For A Hiroshima Survivor In Austin, Gardens Have Helped Her Heal

Maintaining the garden at All Saints Church connects Chikako Nichols with her childhood.

By Joy DiazApril 3, 2018 12:03 pm,

Chikako Nichols died peacefully on August 9th, 2019. One of her friends played his violin. Another, placed a yellow flower from Nichols’ garden on her hair.


Chikako Nichols says her family lost everything in the summer of 1945, when the U.S. dropped a bomb on Hiroshima, changing her life forever.

“There was nothing left,” she says. After the explosion, life for survivors in Japan was difficult.

“Every household had a suicide incident,” she says. “I was good at attending a funeral because I went to so many funerals.”

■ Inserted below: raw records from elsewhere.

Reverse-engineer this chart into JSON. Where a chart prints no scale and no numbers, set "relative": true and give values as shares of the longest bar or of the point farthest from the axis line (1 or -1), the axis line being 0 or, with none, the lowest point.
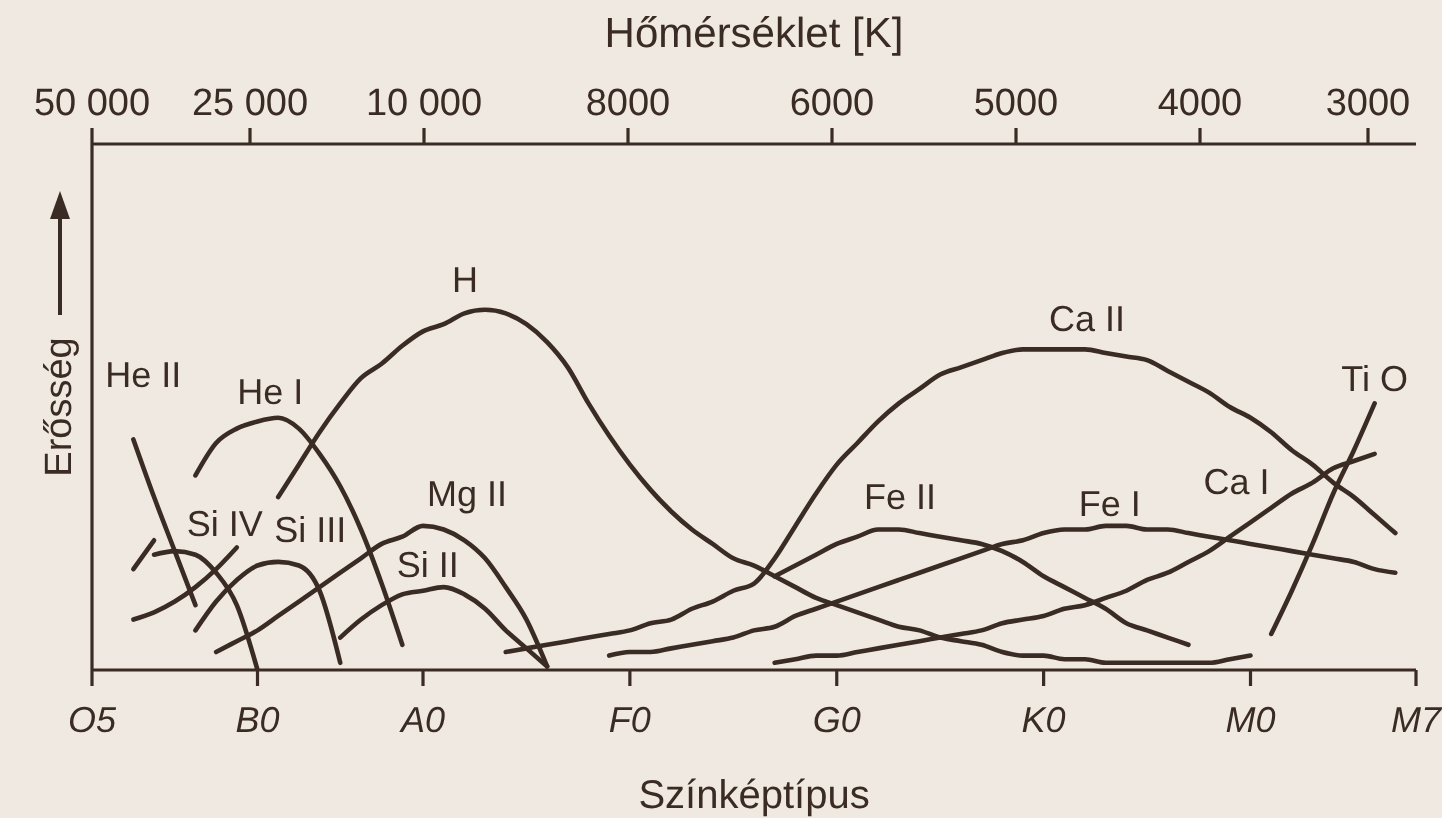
{
  "chart_data": {
    "type": "line",
    "relative": true,
    "xlabel": "Színképtípus",
    "x2label": "Hőmérséklet [K]",
    "ylabel": "Erősség",
    "annotations": [
      "50 000",
      "25 000",
      "10 000",
      "8000",
      "6000",
      "5000",
      "4000",
      "3000"
    ],
    "categories": [
      "O5",
      null,
      null,
      null,
      null,
      null,
      null,
      null,
      "B0",
      null,
      null,
      null,
      null,
      null,
      null,
      null,
      "A0",
      null,
      null,
      null,
      null,
      null,
      null,
      null,
      null,
      null,
      "F0",
      null,
      null,
      null,
      null,
      null,
      null,
      null,
      null,
      null,
      "G0",
      null,
      null,
      null,
      null,
      null,
      null,
      null,
      null,
      null,
      "K0",
      null,
      null,
      null,
      null,
      null,
      null,
      null,
      null,
      null,
      "M0",
      null,
      null,
      null,
      null,
      null,
      null,
      null,
      "M7"
    ],
    "grid": false,
    "legend": false,
    "marker": "none",
    "line_style": "solid",
    "series": [
      {
        "name": "He II",
        "color": "#3a2c24",
        "values": [
          null,
          null,
          0.64,
          0.48,
          0.33,
          0.18,
          null,
          null,
          null,
          null,
          null,
          null,
          null,
          null,
          null,
          null,
          null,
          null,
          null,
          null,
          null,
          null,
          null,
          null,
          null,
          null,
          null,
          null,
          null,
          null,
          null,
          null,
          null,
          null,
          null,
          null,
          null,
          null,
          null,
          null,
          null,
          null,
          null,
          null,
          null,
          null,
          null,
          null,
          null,
          null,
          null,
          null,
          null,
          null,
          null,
          null,
          null,
          null,
          null,
          null,
          null,
          null,
          null,
          null,
          null
        ]
      },
      {
        "name": "Si IV",
        "color": "#3a2c24",
        "values": [
          null,
          null,
          0.14,
          0.16,
          0.19,
          0.23,
          0.28,
          0.34,
          null,
          null,
          null,
          null,
          null,
          null,
          null,
          null,
          null,
          null,
          null,
          null,
          null,
          null,
          null,
          null,
          null,
          null,
          null,
          null,
          null,
          null,
          null,
          null,
          null,
          null,
          null,
          null,
          null,
          null,
          null,
          null,
          null,
          null,
          null,
          null,
          null,
          null,
          null,
          null,
          null,
          null,
          null,
          null,
          null,
          null,
          null,
          null,
          null,
          null,
          null,
          null,
          null,
          null,
          null,
          null,
          null
        ]
      },
      {
        "color": "#3a2c24",
        "values": [
          null,
          null,
          0.28,
          0.36,
          null,
          null,
          null,
          null,
          null,
          null,
          null,
          null,
          null,
          null,
          null,
          null,
          null,
          null,
          null,
          null,
          null,
          null,
          null,
          null,
          null,
          null,
          null,
          null,
          null,
          null,
          null,
          null,
          null,
          null,
          null,
          null,
          null,
          null,
          null,
          null,
          null,
          null,
          null,
          null,
          null,
          null,
          null,
          null,
          null,
          null,
          null,
          null,
          null,
          null,
          null,
          null,
          null,
          null,
          null,
          null,
          null,
          null,
          null,
          null,
          null
        ]
      },
      {
        "color": "#3a2c24",
        "values": [
          null,
          null,
          null,
          0.32,
          0.33,
          0.32,
          0.27,
          0.18,
          0,
          null,
          null,
          null,
          null,
          null,
          null,
          null,
          null,
          null,
          null,
          null,
          null,
          null,
          null,
          null,
          null,
          null,
          null,
          null,
          null,
          null,
          null,
          null,
          null,
          null,
          null,
          null,
          null,
          null,
          null,
          null,
          null,
          null,
          null,
          null,
          null,
          null,
          null,
          null,
          null,
          null,
          null,
          null,
          null,
          null,
          null,
          null,
          null,
          null,
          null,
          null,
          null,
          null,
          null,
          null,
          null
        ]
      },
      {
        "name": "Si III",
        "color": "#3a2c24",
        "values": [
          null,
          null,
          null,
          null,
          null,
          0.11,
          0.19,
          0.25,
          0.29,
          0.3,
          0.29,
          0.22,
          0.02,
          null,
          null,
          null,
          null,
          null,
          null,
          null,
          null,
          null,
          null,
          null,
          null,
          null,
          null,
          null,
          null,
          null,
          null,
          null,
          null,
          null,
          null,
          null,
          null,
          null,
          null,
          null,
          null,
          null,
          null,
          null,
          null,
          null,
          null,
          null,
          null,
          null,
          null,
          null,
          null,
          null,
          null,
          null,
          null,
          null,
          null,
          null,
          null,
          null,
          null,
          null,
          null
        ]
      },
      {
        "name": "He I",
        "color": "#3a2c24",
        "values": [
          null,
          null,
          null,
          null,
          null,
          0.54,
          0.63,
          0.67,
          0.69,
          0.7,
          0.67,
          0.6,
          0.51,
          0.39,
          0.24,
          0.07,
          null,
          null,
          null,
          null,
          null,
          null,
          null,
          null,
          null,
          null,
          null,
          null,
          null,
          null,
          null,
          null,
          null,
          null,
          null,
          null,
          null,
          null,
          null,
          null,
          null,
          null,
          null,
          null,
          null,
          null,
          null,
          null,
          null,
          null,
          null,
          null,
          null,
          null,
          null,
          null,
          null,
          null,
          null,
          null,
          null,
          null,
          null,
          null,
          null
        ]
      },
      {
        "name": "Mg II",
        "color": "#3a2c24",
        "values": [
          null,
          null,
          null,
          null,
          null,
          null,
          0.05,
          0.08,
          0.11,
          0.15,
          0.19,
          0.23,
          0.27,
          0.31,
          0.35,
          0.37,
          0.4,
          0.39,
          0.36,
          0.31,
          0.23,
          0.14,
          0.01,
          null,
          null,
          null,
          null,
          null,
          null,
          null,
          null,
          null,
          null,
          null,
          null,
          null,
          null,
          null,
          null,
          null,
          null,
          null,
          null,
          null,
          null,
          null,
          null,
          null,
          null,
          null,
          null,
          null,
          null,
          null,
          null,
          null,
          null,
          null,
          null,
          null,
          null,
          null,
          null,
          null,
          null
        ]
      },
      {
        "name": "Si II",
        "color": "#3a2c24",
        "values": [
          null,
          null,
          null,
          null,
          null,
          null,
          null,
          null,
          null,
          null,
          null,
          null,
          0.09,
          0.14,
          0.18,
          0.21,
          0.22,
          0.23,
          0.21,
          0.17,
          0.11,
          0.06,
          0.01,
          null,
          null,
          null,
          null,
          null,
          null,
          null,
          null,
          null,
          null,
          null,
          null,
          null,
          null,
          null,
          null,
          null,
          null,
          null,
          null,
          null,
          null,
          null,
          null,
          null,
          null,
          null,
          null,
          null,
          null,
          null,
          null,
          null,
          null,
          null,
          null,
          null,
          null,
          null,
          null,
          null,
          null
        ]
      },
      {
        "name": "H",
        "color": "#3a2c24",
        "values": [
          null,
          null,
          null,
          null,
          null,
          null,
          null,
          null,
          null,
          0.48,
          0.57,
          0.66,
          0.74,
          0.81,
          0.85,
          0.9,
          0.94,
          0.96,
          0.99,
          1,
          0.99,
          0.96,
          0.91,
          0.84,
          0.74,
          0.65,
          0.57,
          0.5,
          0.44,
          0.39,
          0.35,
          0.31,
          0.29,
          0.26,
          0.23,
          0.2,
          0.18,
          0.16,
          0.14,
          0.12,
          0.11,
          0.09,
          0.08,
          0.07,
          0.05,
          0.04,
          0.04,
          0.03,
          0.03,
          0.02,
          0.02,
          0.02,
          0.02,
          0.02,
          0.02,
          0.03,
          0.04,
          null,
          null,
          null,
          null,
          null,
          null,
          null,
          null
        ]
      },
      {
        "name": "Ca II",
        "color": "#3a2c24",
        "values": [
          null,
          null,
          null,
          null,
          null,
          null,
          null,
          null,
          null,
          null,
          null,
          null,
          null,
          null,
          null,
          null,
          null,
          null,
          null,
          null,
          0.05,
          0.06,
          0.07,
          0.08,
          0.09,
          0.1,
          0.11,
          0.13,
          0.14,
          0.17,
          0.19,
          0.22,
          0.24,
          0.31,
          0.4,
          0.49,
          0.57,
          0.63,
          0.69,
          0.74,
          0.78,
          0.82,
          0.84,
          0.86,
          0.88,
          0.89,
          0.89,
          0.89,
          0.89,
          0.88,
          0.87,
          0.86,
          0.83,
          0.8,
          0.77,
          0.73,
          0.7,
          0.66,
          0.61,
          0.57,
          0.52,
          0.48,
          0.43,
          0.38,
          null
        ]
      },
      {
        "name": "Fe II",
        "color": "#3a2c24",
        "values": [
          null,
          null,
          null,
          null,
          null,
          null,
          null,
          null,
          null,
          null,
          null,
          null,
          null,
          null,
          null,
          null,
          null,
          null,
          null,
          null,
          null,
          null,
          null,
          null,
          null,
          null,
          null,
          null,
          null,
          null,
          null,
          null,
          null,
          0.26,
          0.29,
          0.32,
          0.35,
          0.37,
          0.39,
          0.39,
          0.38,
          0.37,
          0.36,
          0.35,
          0.33,
          0.3,
          0.26,
          0.23,
          0.2,
          0.17,
          0.13,
          0.11,
          0.09,
          0.07,
          null,
          null,
          null,
          null,
          null,
          null,
          null,
          null,
          null,
          null,
          null
        ]
      },
      {
        "name": "Fe I",
        "color": "#3a2c24",
        "values": [
          null,
          null,
          null,
          null,
          null,
          null,
          null,
          null,
          null,
          null,
          null,
          null,
          null,
          null,
          null,
          null,
          null,
          null,
          null,
          null,
          null,
          null,
          null,
          null,
          null,
          0.04,
          0.05,
          0.05,
          0.06,
          0.07,
          0.08,
          0.09,
          0.11,
          0.12,
          0.15,
          0.17,
          0.19,
          0.21,
          0.23,
          0.25,
          0.27,
          0.29,
          0.31,
          0.33,
          0.35,
          0.36,
          0.38,
          0.39,
          0.39,
          0.4,
          0.4,
          0.39,
          0.39,
          0.38,
          0.37,
          0.36,
          0.35,
          0.34,
          0.33,
          0.32,
          0.31,
          0.3,
          0.28,
          0.27,
          null
        ]
      },
      {
        "name": "Ca I",
        "color": "#3a2c24",
        "values": [
          null,
          null,
          null,
          null,
          null,
          null,
          null,
          null,
          null,
          null,
          null,
          null,
          null,
          null,
          null,
          null,
          null,
          null,
          null,
          null,
          null,
          null,
          null,
          null,
          null,
          null,
          null,
          null,
          null,
          null,
          null,
          null,
          null,
          0.02,
          0.03,
          0.04,
          0.04,
          0.05,
          0.06,
          0.07,
          0.08,
          0.09,
          0.1,
          0.11,
          0.13,
          0.14,
          0.15,
          0.17,
          0.18,
          0.2,
          0.22,
          0.25,
          0.27,
          0.3,
          0.33,
          0.37,
          0.41,
          0.45,
          0.49,
          0.52,
          0.56,
          0.58,
          0.6,
          null,
          null
        ]
      },
      {
        "name": "Ti O",
        "color": "#3a2c24",
        "values": [
          null,
          null,
          null,
          null,
          null,
          null,
          null,
          null,
          null,
          null,
          null,
          null,
          null,
          null,
          null,
          null,
          null,
          null,
          null,
          null,
          null,
          null,
          null,
          null,
          null,
          null,
          null,
          null,
          null,
          null,
          null,
          null,
          null,
          null,
          null,
          null,
          null,
          null,
          null,
          null,
          null,
          null,
          null,
          null,
          null,
          null,
          null,
          null,
          null,
          null,
          null,
          null,
          null,
          null,
          null,
          null,
          null,
          0.1,
          0.22,
          0.35,
          0.49,
          0.61,
          0.74,
          null,
          null
        ]
      }
    ]
  }
}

When she began attending school, her science teacher started building a garden.

“It was a most precious place for me,” she says.

In 1970, Nichols married and moved to the United States – for her, it was a time of fear, anxiety, and uncertainty.

She says that, as she gets older, she considers each day a bonus day. She spends her time in the garden she maintains at All Saints Church in Austin, where she hears the birds, smells the flowers and fresh air, and squirrels will visit her.

“It’s strange when I look back,” she says. “This is the country we fought in Japan. This is the country who dropped the bomb. But also this is the country who helped me.”